The Volokh Conspiracy
Mostly law professors | Sometimes contrarian | Often libertarian | Always independent
Yesterday, the Deseret News published my article on last week's Supreme Court decision in Carson v. Makin, which bars state school choice programs from discriminating against "sectarian" religious schools. This piece is a much-expanded version of some of the points made in my earlier NBC News article about the same case.
Thanks to the uproar over the Supreme Court's abortion ruling, the Deseret News piece was delayed by a couple days. This gave me a chance to go over other commentary on Carson, and address a number of criticisms of the ruling. Many thanks to the Deseret News for their generosity when it comes to space.
Here is an excerpt from the new article:
In its recent 6-3 decision in Carson v. Makin, the Supreme Court struck down a Maine law that prevented parents from using state-funded vouchers for their children's education at religious schools. In most ways, the decision is a modest extension of previous precedents barring government from discriminating on the basis of religion. The case does make clear that states cannot discriminate against religious institutions based on "religious use" of funds, as well their religious "status," thereby plugging a potential loophole states might have used to exclude religious entities and individuals from various government programs….
Still, many fear that Carson will have dire consequences. Critics have claimed it will exacerbate "religious strife," undermine the Establishment Clause of the First Amendment, destroy the separation of church and state, lead states to discriminate against Jewish and Muslim schools, and even empower Christian nationalists. Such concerns are misplaced….
As Chief Justice John Roberts put it in his majority opinion in Carson, "a State violates the Free Exercise Clause [of the First Amendment] when it excludes religious observers from otherwise available public benefits," merely because they are religious. Thus, a state may not reserve welfare benefits for Christians, while denying them to adherents of other religions, or to secularists….
In his dissenting opinion, Justice Stephen Breyer argued that the Maine situation is different, because the state discriminated on the basis of "religious use," not "status" alone…. Thus, it is claimed, Maine's program is constitutional because it bars the use of funds for religious purposes, not merely their distribution to institutions with a religious affiliation.
This "status-use" distinction makes little sense. Almost any religious school "promotes" its faith at least to some extent. Barring "sectarian" schools essentially means barring virtually all religious schools. The status-use theory would readily be rejected in virtually any other context. If, for example, the government denied welfare benefits to people who intend to use some of the money for religious purposes, that obviously would be unconstitutional discrimination. Ditto if the government decided to withhold police and fire department services from a church or synagogue because those services facilitate the use of the building for religious worship….

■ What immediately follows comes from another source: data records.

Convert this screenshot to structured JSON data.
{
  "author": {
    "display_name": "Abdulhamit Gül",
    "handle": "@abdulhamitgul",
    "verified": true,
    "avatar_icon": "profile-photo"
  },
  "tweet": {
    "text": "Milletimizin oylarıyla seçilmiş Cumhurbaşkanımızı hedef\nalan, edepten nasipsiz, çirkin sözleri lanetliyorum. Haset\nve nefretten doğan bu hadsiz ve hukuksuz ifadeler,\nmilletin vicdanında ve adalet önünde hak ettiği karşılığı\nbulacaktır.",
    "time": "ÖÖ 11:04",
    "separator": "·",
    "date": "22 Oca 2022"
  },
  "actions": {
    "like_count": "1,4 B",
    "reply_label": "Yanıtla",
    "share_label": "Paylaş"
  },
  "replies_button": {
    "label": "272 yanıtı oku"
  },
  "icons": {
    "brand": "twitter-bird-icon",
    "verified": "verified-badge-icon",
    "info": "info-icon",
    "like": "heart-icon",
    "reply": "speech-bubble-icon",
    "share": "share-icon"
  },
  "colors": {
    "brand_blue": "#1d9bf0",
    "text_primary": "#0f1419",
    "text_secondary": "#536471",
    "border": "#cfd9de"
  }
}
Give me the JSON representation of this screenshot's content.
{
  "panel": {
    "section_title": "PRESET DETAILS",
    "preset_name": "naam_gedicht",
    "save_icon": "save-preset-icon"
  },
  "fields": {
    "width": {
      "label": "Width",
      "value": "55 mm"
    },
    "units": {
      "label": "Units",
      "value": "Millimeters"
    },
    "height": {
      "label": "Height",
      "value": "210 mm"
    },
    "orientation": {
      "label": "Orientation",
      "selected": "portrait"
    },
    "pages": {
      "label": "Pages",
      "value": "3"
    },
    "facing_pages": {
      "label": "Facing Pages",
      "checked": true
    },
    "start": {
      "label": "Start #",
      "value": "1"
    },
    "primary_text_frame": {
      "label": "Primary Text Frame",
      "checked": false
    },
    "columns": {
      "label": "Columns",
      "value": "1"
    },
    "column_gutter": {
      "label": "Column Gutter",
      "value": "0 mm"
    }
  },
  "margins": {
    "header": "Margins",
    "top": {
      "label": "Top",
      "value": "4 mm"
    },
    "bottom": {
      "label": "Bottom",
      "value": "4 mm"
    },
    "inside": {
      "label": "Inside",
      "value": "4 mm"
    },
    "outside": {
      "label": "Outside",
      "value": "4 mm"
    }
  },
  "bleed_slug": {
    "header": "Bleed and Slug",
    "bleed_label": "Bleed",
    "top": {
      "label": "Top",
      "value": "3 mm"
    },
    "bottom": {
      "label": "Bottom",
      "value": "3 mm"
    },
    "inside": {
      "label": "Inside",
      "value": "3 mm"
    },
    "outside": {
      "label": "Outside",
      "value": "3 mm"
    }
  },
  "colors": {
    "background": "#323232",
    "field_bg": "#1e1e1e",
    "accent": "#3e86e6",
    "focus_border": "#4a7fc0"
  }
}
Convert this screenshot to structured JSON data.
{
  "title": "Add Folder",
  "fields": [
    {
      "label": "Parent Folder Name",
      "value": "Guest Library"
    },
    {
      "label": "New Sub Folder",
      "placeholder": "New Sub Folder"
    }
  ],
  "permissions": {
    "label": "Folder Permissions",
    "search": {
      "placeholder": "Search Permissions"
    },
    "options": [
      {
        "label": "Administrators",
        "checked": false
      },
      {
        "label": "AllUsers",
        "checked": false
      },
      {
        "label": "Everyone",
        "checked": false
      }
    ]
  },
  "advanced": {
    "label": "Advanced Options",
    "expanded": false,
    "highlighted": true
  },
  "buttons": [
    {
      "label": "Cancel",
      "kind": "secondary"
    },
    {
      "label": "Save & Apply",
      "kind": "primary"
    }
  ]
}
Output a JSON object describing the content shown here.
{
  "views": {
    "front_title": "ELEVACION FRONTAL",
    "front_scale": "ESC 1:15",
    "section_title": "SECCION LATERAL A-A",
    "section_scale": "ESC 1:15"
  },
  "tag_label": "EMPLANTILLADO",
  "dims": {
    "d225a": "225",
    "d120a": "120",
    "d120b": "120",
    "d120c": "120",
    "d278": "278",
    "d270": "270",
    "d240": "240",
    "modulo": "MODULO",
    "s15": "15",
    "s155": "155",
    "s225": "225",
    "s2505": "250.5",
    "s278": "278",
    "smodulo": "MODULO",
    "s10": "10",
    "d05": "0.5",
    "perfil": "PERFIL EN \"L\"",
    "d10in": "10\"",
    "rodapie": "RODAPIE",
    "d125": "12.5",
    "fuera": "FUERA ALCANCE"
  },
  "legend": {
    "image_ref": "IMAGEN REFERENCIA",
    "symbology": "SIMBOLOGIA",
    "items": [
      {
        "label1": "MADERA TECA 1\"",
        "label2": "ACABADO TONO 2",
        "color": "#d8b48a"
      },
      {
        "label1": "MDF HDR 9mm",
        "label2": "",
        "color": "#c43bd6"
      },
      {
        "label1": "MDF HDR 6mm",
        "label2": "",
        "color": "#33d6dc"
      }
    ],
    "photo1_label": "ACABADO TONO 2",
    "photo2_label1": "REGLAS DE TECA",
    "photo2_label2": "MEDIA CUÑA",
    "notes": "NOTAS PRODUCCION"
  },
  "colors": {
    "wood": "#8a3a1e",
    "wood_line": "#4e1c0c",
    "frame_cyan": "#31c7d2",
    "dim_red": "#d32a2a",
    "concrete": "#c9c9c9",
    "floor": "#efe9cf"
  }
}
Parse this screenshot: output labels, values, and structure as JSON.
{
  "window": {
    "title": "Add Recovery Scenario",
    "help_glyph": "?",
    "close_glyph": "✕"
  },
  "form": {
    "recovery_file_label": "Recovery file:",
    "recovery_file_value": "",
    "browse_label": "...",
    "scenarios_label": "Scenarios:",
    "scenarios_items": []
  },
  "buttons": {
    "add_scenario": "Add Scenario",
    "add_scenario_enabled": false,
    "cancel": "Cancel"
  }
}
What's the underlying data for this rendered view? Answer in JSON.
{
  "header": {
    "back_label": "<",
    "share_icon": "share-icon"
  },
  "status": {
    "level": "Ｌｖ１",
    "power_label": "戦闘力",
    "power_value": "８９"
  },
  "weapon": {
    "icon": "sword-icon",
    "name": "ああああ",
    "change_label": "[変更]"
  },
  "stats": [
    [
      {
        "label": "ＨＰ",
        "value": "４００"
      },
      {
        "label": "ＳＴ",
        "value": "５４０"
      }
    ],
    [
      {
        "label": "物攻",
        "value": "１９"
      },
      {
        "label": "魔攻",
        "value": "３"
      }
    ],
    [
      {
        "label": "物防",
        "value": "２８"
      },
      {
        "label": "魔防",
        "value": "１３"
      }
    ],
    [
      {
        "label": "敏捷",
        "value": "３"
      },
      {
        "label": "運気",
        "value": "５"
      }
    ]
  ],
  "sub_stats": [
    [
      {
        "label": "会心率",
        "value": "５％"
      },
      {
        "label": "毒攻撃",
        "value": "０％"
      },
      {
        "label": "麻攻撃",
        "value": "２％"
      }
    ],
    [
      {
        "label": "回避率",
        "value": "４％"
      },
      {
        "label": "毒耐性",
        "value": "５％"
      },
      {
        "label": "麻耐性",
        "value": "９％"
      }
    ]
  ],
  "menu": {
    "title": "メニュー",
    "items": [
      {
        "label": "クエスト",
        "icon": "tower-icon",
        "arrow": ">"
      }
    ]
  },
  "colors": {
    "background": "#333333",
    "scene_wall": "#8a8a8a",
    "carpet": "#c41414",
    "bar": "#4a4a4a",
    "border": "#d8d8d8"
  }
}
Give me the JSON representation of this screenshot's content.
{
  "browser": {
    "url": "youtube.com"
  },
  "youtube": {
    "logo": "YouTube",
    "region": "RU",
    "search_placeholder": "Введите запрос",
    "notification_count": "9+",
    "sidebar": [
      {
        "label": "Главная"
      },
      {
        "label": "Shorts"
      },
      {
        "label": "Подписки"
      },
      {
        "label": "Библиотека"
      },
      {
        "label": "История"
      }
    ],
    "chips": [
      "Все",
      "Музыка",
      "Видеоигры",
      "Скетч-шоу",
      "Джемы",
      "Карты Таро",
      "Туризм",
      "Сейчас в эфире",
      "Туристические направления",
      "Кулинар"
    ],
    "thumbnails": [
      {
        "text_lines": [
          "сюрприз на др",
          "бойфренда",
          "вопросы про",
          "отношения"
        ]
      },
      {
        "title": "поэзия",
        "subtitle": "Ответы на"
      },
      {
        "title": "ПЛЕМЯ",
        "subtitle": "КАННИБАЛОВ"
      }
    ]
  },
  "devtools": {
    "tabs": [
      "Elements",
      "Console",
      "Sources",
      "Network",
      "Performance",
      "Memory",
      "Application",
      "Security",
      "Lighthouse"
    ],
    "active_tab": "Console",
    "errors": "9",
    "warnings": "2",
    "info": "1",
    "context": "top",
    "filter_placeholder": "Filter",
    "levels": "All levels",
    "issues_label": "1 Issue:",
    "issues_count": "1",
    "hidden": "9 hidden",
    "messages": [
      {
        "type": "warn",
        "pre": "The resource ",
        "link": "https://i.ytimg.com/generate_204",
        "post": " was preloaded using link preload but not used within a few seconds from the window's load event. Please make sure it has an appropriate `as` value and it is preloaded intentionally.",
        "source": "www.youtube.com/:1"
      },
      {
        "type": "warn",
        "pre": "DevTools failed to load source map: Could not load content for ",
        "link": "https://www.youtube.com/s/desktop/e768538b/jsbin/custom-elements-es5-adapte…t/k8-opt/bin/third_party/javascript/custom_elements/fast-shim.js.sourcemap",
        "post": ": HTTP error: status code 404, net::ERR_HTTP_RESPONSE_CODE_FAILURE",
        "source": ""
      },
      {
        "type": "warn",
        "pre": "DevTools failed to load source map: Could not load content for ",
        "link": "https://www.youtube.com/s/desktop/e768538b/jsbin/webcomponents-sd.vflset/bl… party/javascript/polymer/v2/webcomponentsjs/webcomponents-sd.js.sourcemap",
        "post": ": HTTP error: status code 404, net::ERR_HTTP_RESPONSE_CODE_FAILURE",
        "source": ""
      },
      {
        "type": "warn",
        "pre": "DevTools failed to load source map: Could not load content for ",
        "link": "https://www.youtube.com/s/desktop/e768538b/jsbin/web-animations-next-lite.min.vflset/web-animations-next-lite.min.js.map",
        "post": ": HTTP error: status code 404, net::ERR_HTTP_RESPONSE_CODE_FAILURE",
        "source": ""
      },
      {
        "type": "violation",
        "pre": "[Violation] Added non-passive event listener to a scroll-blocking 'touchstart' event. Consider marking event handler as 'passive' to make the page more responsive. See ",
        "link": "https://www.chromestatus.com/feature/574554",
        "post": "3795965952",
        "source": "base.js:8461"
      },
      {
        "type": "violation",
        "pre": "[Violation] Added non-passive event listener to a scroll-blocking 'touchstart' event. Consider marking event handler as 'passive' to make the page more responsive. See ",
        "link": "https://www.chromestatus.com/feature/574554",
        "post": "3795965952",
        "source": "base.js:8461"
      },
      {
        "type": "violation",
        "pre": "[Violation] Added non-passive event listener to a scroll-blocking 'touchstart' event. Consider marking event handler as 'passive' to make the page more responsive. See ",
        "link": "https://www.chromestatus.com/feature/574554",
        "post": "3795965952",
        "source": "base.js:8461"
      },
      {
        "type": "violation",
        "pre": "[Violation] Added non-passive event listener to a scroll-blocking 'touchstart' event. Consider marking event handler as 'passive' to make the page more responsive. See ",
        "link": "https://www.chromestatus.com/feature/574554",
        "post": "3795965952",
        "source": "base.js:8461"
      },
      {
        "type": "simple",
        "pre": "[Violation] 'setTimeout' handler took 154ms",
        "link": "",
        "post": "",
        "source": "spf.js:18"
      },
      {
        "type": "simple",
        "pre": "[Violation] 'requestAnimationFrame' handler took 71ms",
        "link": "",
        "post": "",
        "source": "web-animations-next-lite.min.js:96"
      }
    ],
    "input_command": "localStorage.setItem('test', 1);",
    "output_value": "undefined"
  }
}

While the Establishment Clause does bar targeted government support of religion, it has never been interpreted as requiring categorical exclusion of religious institutions from otherwise generally available government programs. Virtually no one claims that the Establishment Clause is violated when the federal government awards Pell Grants to students attending religious universities such as Notre Dame and Brigham Young University, even though those schools use some of the tuition money for "specifically religious" activities.
The same point applies to Justice Sonia Sotomayor's insistence, in her dissenting opinion, that Carson will take the nation "to a place where the separation of church and state becomes a constitutional violation." No plausible interpretation of "separation of church and state" requires the government to bar religious institutions from generally available government benefits and services. Otherwise, separation is undermined anytime a student uses federally subsidized loans to attend BYU, or a fire department puts out a fire at a mosque….
Washington Post columnist Jennifer Rubin claims Carson advances "the desires of Christian nationalists who seek to use the power of the state to impose their views." The truth is the exact opposite. Nothing in the court's ruling requires anyone to send their children to Christian schools or live by Christian views. To the contrary, Carson's nondiscrimination rule bars discrimination in favor of Christian institutions (or religious institutions generally) no less than discrimination against them….
Some nonetheless fear that school choice programs that include religious schools will bar Muslim and Jewish institutions, particularly in red states…..
There is indeed extensive Islamophobia in many quarters of the political right (recall Donald Trump's anti-Muslim travel bans), and antisemitism is also present in our society. Nonetheless, Jewish and Muslim schools have participated on an equal basis in school choice programs around the country, including in red states like Florida, Louisiana and Arizona. Perhaps for this reason, the Council of Islamic Schools of North America and the Union of Orthodox Jewish Congregations of America filed a joint amicus brief supporting the plaintiffs in Carson…
If some nonetheless worry that state governments will discriminate against minority groups, they should be wary of granting states a monopoly over education curricula for that very reason. Historically, state public education systems have indeed often discriminated against racial, ethnic and religious minorities. Broadly inclusive school choice programs can reduce that risk…. The less you trust conservative state governments (or liberal ones), the more reason you have to support school choice in those states.